Golf shafts: from hickory to steel

Published 24/08/2009 18:57:02

The great Bobby Jones, and the golfers of his time, used golf clubs that were individually fashioned from wood and iron, then continually modified through use. This was done by the expert craftsmen of the day - many of them Scottish pros and clubmakers who had passed their knowledge and skill down through several generations in a tradition that dated back to the 18th century.

In the late 1920s, with the introduction of steel shafts, the modern era of mass-production started. Now, golf clubs could be stamped out in matched sets, with numbers rather than names.

The first steel shafts were made in Britain in 1912 - following experiments dating back to the 1890s - although steel did not officially replace hickory until 1929. Before that, the Royal & Ancient Golf Club of St. Andrews - the governing body of golf in this country - had frowned on the use of steel in club-making.

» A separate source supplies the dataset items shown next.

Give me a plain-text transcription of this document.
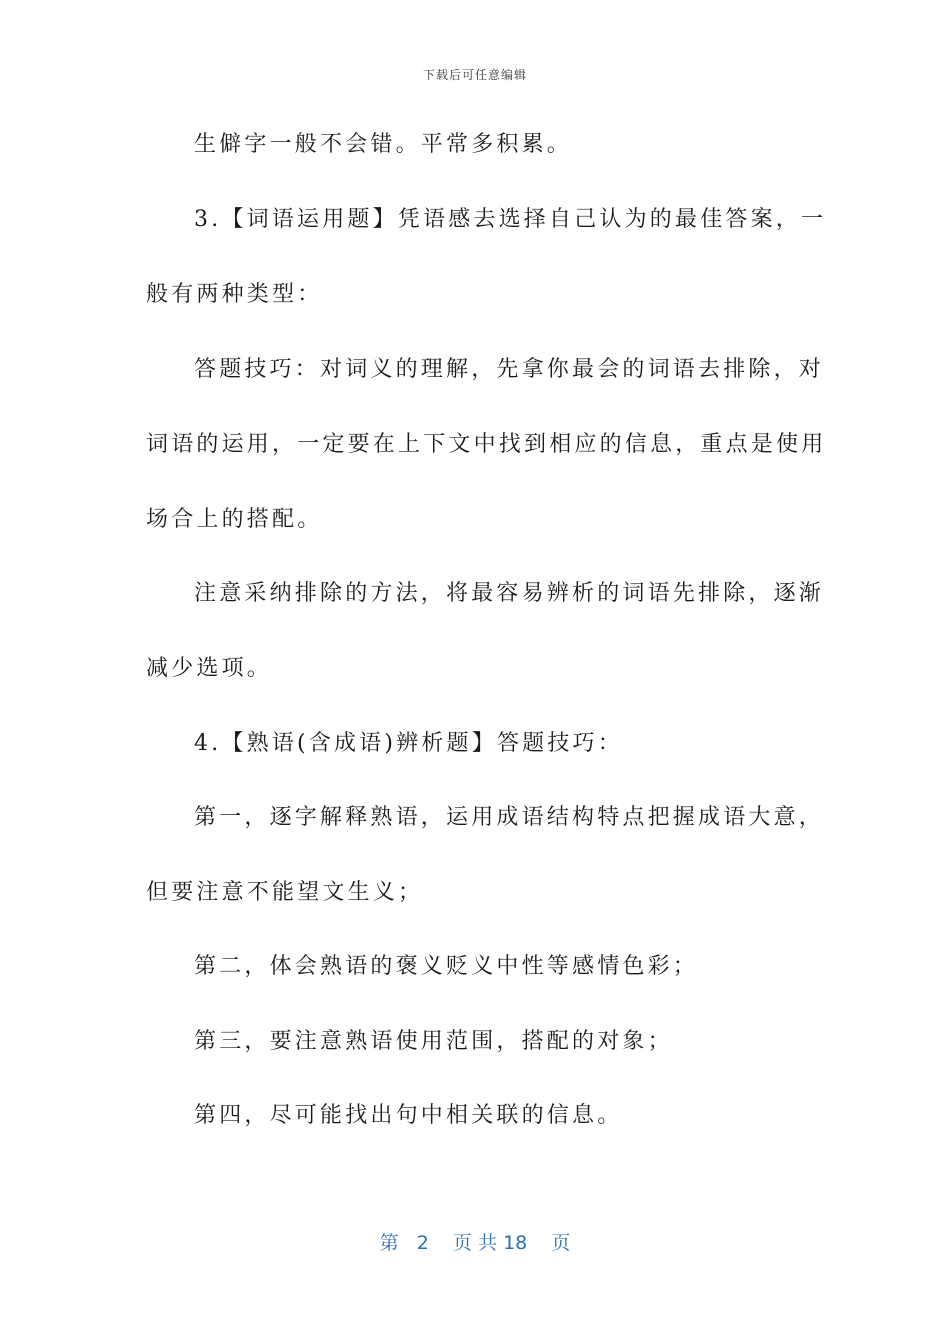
下载后可任意编辑
生僻字一般不会错。平常多积累。
3.【词语运用题】凭语感去选择自己认为的最佳答案，一
般有两种类型：
答题技巧：对词义的理解，先拿你最会的词语去排除，对
词语的运用，一定要在上下文中找到相应的信息，重点是使用
场合上的搭配。
注意采纳排除的方法，将最容易辨析的词语先排除，逐渐
减少选项。
4.【熟语(含成语)辨析题】答题技巧：
第一，逐字解释熟语，运用成语结构特点把握成语大意，
但要注意不能望文生义；
第二，体会熟语的褒义贬义中性等感情色彩；
第三，要注意熟语使用范围，搭配的对象；
第四，尽可能找出句中相关联的信息。
第 2 页 共 18 页
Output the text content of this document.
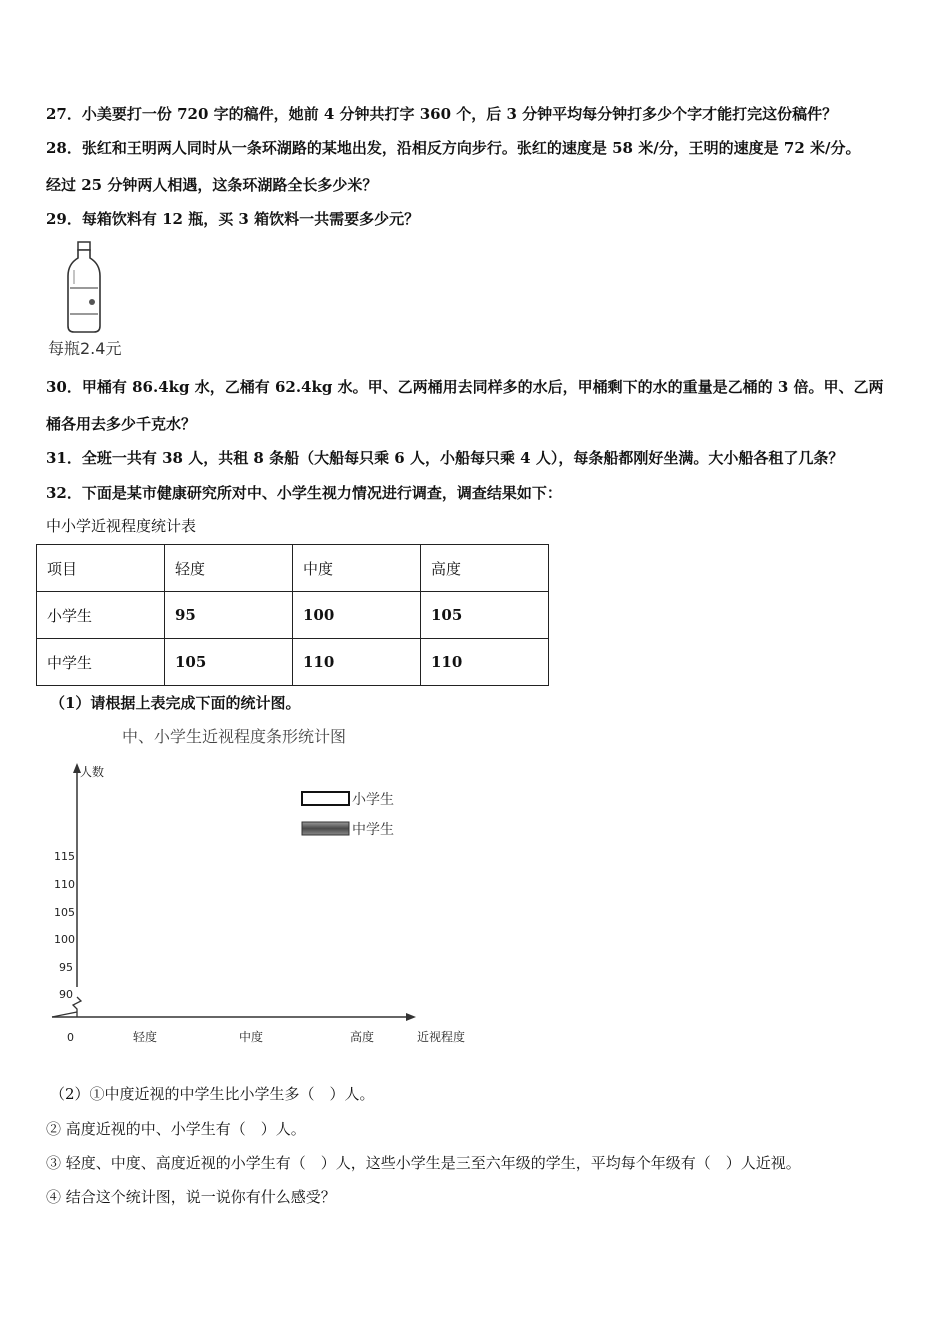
27．小美要打一份 720 字的稿件，她前 4 分钟共打字 360 个，后 3 分钟平均每分钟打多少个字才能打完这份稿件？
28．张红和王明两人同时从一条环湖路的某地出发，沿相反方向步行。张红的速度是 58 米/分，王明的速度是 72 米/分。
经过 25 分钟两人相遇，这条环湖路全长多少米？
29．每箱饮料有 12 瓶，买 3 箱饮料一共需要多少元？
每瓶2.4元
30．甲桶有 86.4kg 水，乙桶有 62.4kg 水。甲、乙两桶用去同样多的水后，甲桶剩下的水的重量是乙桶的 3 倍。甲、乙两
桶各用去多少千克水？
31．全班一共有 38 人，共租 8 条船（大船每只乘 6 人，小船每只乘 4 人），每条船都刚好坐满。大小船各租了几条？
32．下面是某市健康研究所对中、小学生视力情况进行调查，调查结果如下：
中小学近视程度统计表
项目	轻度	中度	高度
小学生	95	100	105
中学生	105	110	110
（1）请根据上表完成下面的统计图。
中、小学生近视程度条形统计图
人数
近视程度
115
110
105
100
95
90
0	轻度	中度	高度
小学生
中学生
（2）①中度近视的中学生比小学生多（　）人。
② 高度近视的中、小学生有（　）人。
③ 轻度、中度、高度近视的小学生有（　）人，这些小学生是三至六年级的学生，平均每个年级有（　）人近视。
④ 结合这个统计图，说一说你有什么感受？
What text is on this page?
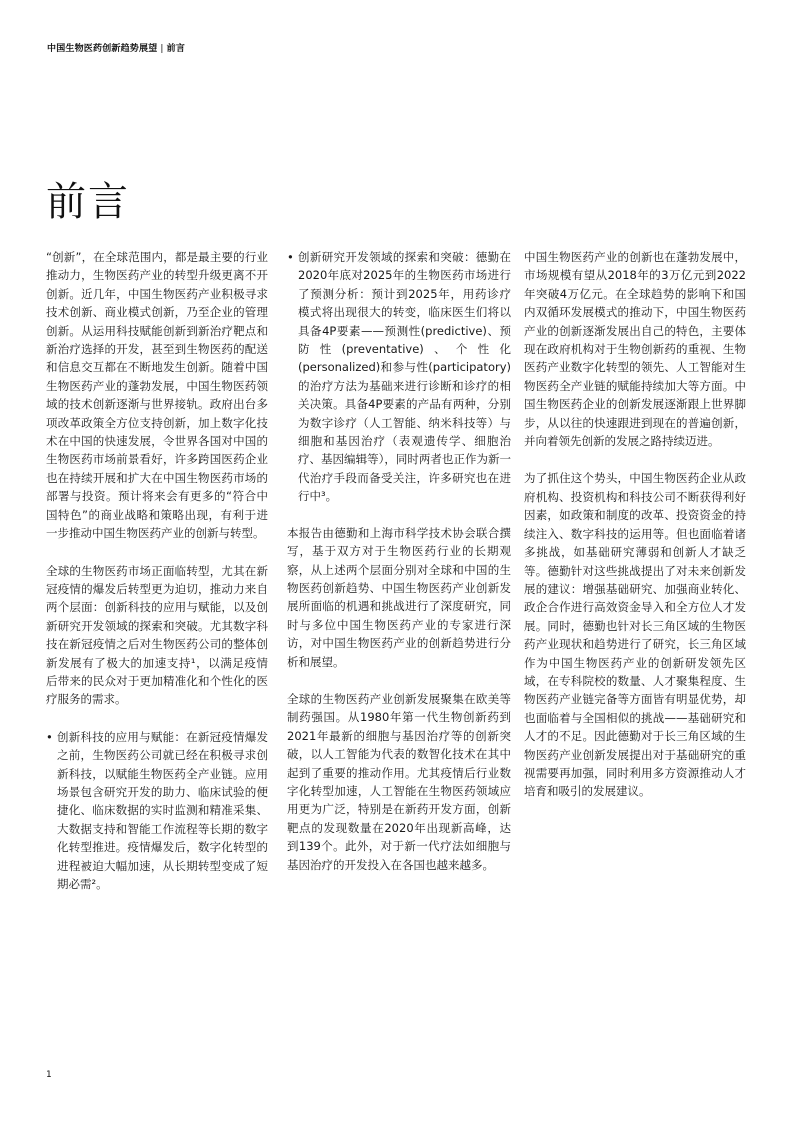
中国生物医药创新趋势展望 | 前言
前言

“创新”，在全球范围内，都是最主要的行业推动力，生物医药产业的转型升级更离不开创新。近几年，中国生物医药产业积极寻求技术创新、商业模式创新，乃至企业的管理创新。从运用科技赋能创新到新治疗靶点和新治疗选择的开发，甚至到生物医药的配送和信息交互都在不断地发生创新。随着中国生物医药产业的蓬勃发展，中国生物医药领域的技术创新逐渐与世界接轨。政府出台多项改革政策全方位支持创新，加上数字化技术在中国的快速发展，令世界各国对中国的生物医药市场前景看好，许多跨国医药企业也在持续开展和扩大在中国生物医药市场的部署与投资。预计将来会有更多的“符合中国特色”的商业战略和策略出现，有利于进一步推动中国生物医药产业的创新与转型。

全球的生物医药市场正面临转型，尤其在新冠疫情的爆发后转型更为迫切，推动力来自两个层面：创新科技的应用与赋能，以及创新研究开发领域的探索和突破。尤其数字科技在新冠疫情之后对生物医药公司的整体创新发展有了极大的加速支持¹，以满足疫情后带来的民众对于更加精准化和个性化的医疗服务的需求。

• 创新科技的应用与赋能：在新冠疫情爆发之前，生物医药公司就已经在积极寻求创新科技，以赋能生物医药全产业链。应用场景包含研究开发的助力、临床试验的便捷化、临床数据的实时监测和精准采集、大数据支持和智能工作流程等长期的数字化转型推进。疫情爆发后，数字化转型的进程被迫大幅加速，从长期转型变成了短期必需²。
• 创新研究开发领域的探索和突破：德勤在2020年底对2025年的生物医药市场进行了预测分析：预计到2025年，用药诊疗模式将出现很大的转变，临床医生们将以具备4P要素——预测性(predictive)、预防性(preventative)、个性化(personalized)和参与性(participatory)的治疗方法为基础来进行诊断和诊疗的相关决策。具备4P要素的产品有两种，分别为数字诊疗（人工智能、纳米科技等）与细胞和基因治疗（表观遗传学、细胞治疗、基因编辑等），同时两者也正作为新一代治疗手段而备受关注，许多研究也在进行中³。

本报告由德勤和上海市科学技术协会联合撰写，基于双方对于生物医药行业的长期观察，从上述两个层面分别对全球和中国的生物医药创新趋势、中国生物医药产业创新发展所面临的机遇和挑战进行了深度研究，同时与多位中国生物医药产业的专家进行深访，对中国生物医药产业的创新趋势进行分析和展望。

全球的生物医药产业创新发展聚集在欧美等制药强国。从1980年第一代生物创新药到2021年最新的细胞与基因治疗等的创新突破，以人工智能为代表的数智化技术在其中起到了重要的推动作用。尤其疫情后行业数字化转型加速，人工智能在生物医药领域应用更为广泛，特别是在新药开发方面，创新靶点的发现数量在2020年出现新高峰，达到139个。此外，对于新一代疗法如细胞与基因治疗的开发投入在各国也越来越多。

中国生物医药产业的创新也在蓬勃发展中，市场规模有望从2018年的3万亿元到2022年突破4万亿元。在全球趋势的影响下和国内双循环发展模式的推动下，中国生物医药产业的创新逐渐发展出自己的特色，主要体现在政府机构对于生物创新药的重视、生物医药产业数字化转型的领先、人工智能对生物医药全产业链的赋能持续加大等方面。中国生物医药企业的创新发展逐渐跟上世界脚步，从以往的快速跟进到现在的普遍创新，并向着领先创新的发展之路持续迈进。

为了抓住这个势头，中国生物医药企业从政府机构、投资机构和科技公司不断获得利好因素，如政策和制度的改革、投资资金的持续注入、数字科技的运用等。但也面临着诸多挑战，如基础研究薄弱和创新人才缺乏等。德勤针对这些挑战提出了对未来创新发展的建议：增强基础研究、加强商业转化、政企合作进行高效资金导入和全方位人才发展。同时，德勤也针对长三角区域的生物医药产业现状和趋势进行了研究，长三角区域作为中国生物医药产业的创新研发领先区域，在专科院校的数量、人才聚集程度、生物医药产业链完备等方面皆有明显优势，却也面临着与全国相似的挑战——基础研究和人才的不足。因此德勤对于长三角区域的生物医药产业创新发展提出对于基础研究的重视需要再加强，同时利用多方资源推动人才培育和吸引的发展建议。

1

Legend has it that when the Prince of Wales (who would become Edward VIII) played with a full set of steel-shafted clubs at the Old Course at St. Andrews, the R & A was forced to either legalize steel or disqualify the Prince. The R & A chose the former, ushering in a revolution in future club design.

Steel is still the choice of many golfers, whether amateur or pro, but it is increasingly being replaced by graphite and titanium.